BlueNRG-2は、Arm Cortex-M0プロセッサと256KバイトのFlashメモリ、24KバイトのSRAMを搭載したBluetooth 5.2準拠のSoC。BlueNRG-Tileは、BlueNRG-2のほか、6軸モーションセンサー(3軸加速度センサーと3軸ジャイロセンサー)「LSM6DSO」やMEMSマイク、気圧センサー、温湿度センサー、地磁気センサー、ToFセンサーなどを搭載した直径2.5cmのコインサイズの開発ボードだ。
ソリューションの仕組みとしては、BLEビーコンのRSSI(受信信号強度)による位置測位で、近くのビーコンからの信号強度を測定してリアルタイムで測距、1.5mや2mなど設定した距離に応じてLED点灯などの動作をするというもの。
RSSIの強度はデバイスの傾きなどといった環境によって変化してしまうため精度について課題があるが、LSM6DSOによって同時に電波強度補正を行うことで測距精度を向上、「2〜3m程度の範囲のソーシャルディスタンス確保用途としては十分な精度を発揮する」としている。
スマホなどを介すことのないデバイス同士の通信によるシステムが構築でき、接触履歴の記録も匿名のIDで管理可能なことから、個人情報に関する懸念も不要となる。また、同社のサブギガ帯RFトランシーバーICと組み合わせることでSigfoxによるクラウド連携も可能だ。説明担当者は、「こうしたアプリケーションを迅速に開発し市場投入したいという顧客に適している」と語っていた。
既に複数の企業がBlueNRG-Tileを活用したソリューションを提供しており、日本でも電機メーカーからの引き合いがあるという。
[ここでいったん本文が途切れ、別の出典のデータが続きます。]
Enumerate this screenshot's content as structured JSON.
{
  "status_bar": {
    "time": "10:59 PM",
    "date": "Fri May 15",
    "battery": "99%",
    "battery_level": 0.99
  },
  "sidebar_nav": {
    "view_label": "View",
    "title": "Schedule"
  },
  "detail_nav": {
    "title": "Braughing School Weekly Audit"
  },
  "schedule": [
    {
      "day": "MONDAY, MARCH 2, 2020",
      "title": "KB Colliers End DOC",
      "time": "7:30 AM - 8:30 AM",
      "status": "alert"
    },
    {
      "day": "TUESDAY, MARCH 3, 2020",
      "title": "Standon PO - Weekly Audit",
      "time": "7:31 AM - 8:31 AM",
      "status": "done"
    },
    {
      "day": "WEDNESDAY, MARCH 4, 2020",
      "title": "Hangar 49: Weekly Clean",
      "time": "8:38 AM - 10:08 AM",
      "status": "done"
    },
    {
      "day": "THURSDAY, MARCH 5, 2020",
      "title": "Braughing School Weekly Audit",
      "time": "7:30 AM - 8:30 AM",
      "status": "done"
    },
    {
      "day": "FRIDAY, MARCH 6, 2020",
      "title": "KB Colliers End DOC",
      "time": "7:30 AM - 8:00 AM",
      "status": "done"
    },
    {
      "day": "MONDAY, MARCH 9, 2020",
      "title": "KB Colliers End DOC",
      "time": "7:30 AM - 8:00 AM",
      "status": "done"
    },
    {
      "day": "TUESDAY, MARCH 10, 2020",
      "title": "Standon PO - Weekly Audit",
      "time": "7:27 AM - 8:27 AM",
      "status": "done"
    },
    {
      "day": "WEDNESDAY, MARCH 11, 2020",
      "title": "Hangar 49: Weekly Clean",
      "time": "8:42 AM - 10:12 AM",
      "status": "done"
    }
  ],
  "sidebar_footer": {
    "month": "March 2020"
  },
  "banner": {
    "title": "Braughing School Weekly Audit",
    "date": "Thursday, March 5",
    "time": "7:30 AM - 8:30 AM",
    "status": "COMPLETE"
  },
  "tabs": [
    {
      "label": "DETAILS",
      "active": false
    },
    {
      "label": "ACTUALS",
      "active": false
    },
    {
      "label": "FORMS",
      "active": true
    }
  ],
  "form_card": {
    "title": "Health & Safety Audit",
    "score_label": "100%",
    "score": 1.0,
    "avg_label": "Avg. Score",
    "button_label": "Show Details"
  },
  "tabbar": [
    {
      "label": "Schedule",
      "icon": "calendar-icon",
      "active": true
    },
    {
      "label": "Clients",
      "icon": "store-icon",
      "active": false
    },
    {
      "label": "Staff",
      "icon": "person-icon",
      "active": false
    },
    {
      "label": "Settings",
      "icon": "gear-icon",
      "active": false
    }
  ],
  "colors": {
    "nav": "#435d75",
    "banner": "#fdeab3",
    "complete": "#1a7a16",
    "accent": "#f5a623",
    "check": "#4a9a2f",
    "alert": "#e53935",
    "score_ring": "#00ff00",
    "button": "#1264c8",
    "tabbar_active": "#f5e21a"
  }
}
同社は今回、フランスInocessによる製品「Nextent TAG」などを紹介していた。
Nextent TAGでは、周囲に別のデバイスがない通常時はLEDが青色に点灯してるが、別のデバイスと距離が近づくのを確認するとLEDがオレンジ色に変化するとともに振動で「事前警告状態」であることをユーザーに通知、さらに距離が近づくとLEDが赤色に変化するとともにブザーで「警告状態」であることを通知するという仕組みだ。
STは、このソーシャルディスタンスソリューションのソフトウェア開発キットを提供中だ。